I'd be curious to see a PR for fixing the ParseModule/ParseScript regression, but I'm skeptical that it helps clarity to have two types of errors in the spec.

I'm skeptical too, but if we were going to, it could look something like this:

Create another specification type. Call it 'Failure' (say), to better distinguish it from the 'Error' language type. It wouldn't have any specific data model, we'd just say it's implementation-dependent.

  • In Early Error rules, "Syntax Error" and "Reference Error" would be understood (or reworded) to be talking about Failures.

  • In ParseScript and Parse Module, the "parse" step sets body to either a Parse Node or a (non-empty) list of Failures (not ES Error objects). In the latter case, ParseScript and ParseModule also return this list of Failures.

  • A List of Failures is also what's passed to HostReportErrors() in ScriptEvaluationJob and TopLevelModuleEvaluationJob.

  • PerformEval's "parse" step could be reworded slightly to mention Failures. Ditto CreateDynamicFunction.

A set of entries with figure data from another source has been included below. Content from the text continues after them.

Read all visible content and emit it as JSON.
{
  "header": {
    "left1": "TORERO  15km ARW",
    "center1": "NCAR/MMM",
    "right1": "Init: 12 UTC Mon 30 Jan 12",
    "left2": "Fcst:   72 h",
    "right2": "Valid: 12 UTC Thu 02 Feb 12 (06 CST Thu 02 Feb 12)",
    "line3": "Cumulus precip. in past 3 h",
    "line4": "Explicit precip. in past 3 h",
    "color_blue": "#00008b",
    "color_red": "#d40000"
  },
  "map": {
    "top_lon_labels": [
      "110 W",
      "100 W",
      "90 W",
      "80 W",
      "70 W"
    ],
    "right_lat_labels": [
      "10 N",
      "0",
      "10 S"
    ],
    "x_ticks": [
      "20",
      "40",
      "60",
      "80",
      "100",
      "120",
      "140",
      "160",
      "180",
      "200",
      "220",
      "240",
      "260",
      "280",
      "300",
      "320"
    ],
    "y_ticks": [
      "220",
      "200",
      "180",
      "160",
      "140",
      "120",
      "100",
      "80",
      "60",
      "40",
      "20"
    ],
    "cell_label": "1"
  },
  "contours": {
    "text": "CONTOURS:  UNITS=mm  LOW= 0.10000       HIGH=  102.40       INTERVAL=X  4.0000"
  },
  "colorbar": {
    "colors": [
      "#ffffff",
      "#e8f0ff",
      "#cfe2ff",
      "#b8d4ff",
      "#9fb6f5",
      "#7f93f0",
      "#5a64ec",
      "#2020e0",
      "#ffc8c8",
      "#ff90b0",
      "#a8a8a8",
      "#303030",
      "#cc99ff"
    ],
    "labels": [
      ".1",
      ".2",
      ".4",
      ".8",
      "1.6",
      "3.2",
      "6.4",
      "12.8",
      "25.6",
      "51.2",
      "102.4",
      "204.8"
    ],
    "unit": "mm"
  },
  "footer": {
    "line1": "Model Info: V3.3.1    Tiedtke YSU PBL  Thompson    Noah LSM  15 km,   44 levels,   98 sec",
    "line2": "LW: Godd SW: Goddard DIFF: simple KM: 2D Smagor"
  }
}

One problem with this approach is that HostReportErrors is also invoked for 'runtime' errors: in RunJobs(), if a job returns an abrupt completion, its [[Value]] is passed to HostReportErrors. (That's typically an ES Error object, but in general any ES value.) So you could say that HostReportErrors' _errorList_ is either a List of Failures or a List of ES language values. (Alternatively, one could split HostReportErrors into 'compile-time' and a 'run-time' variants.)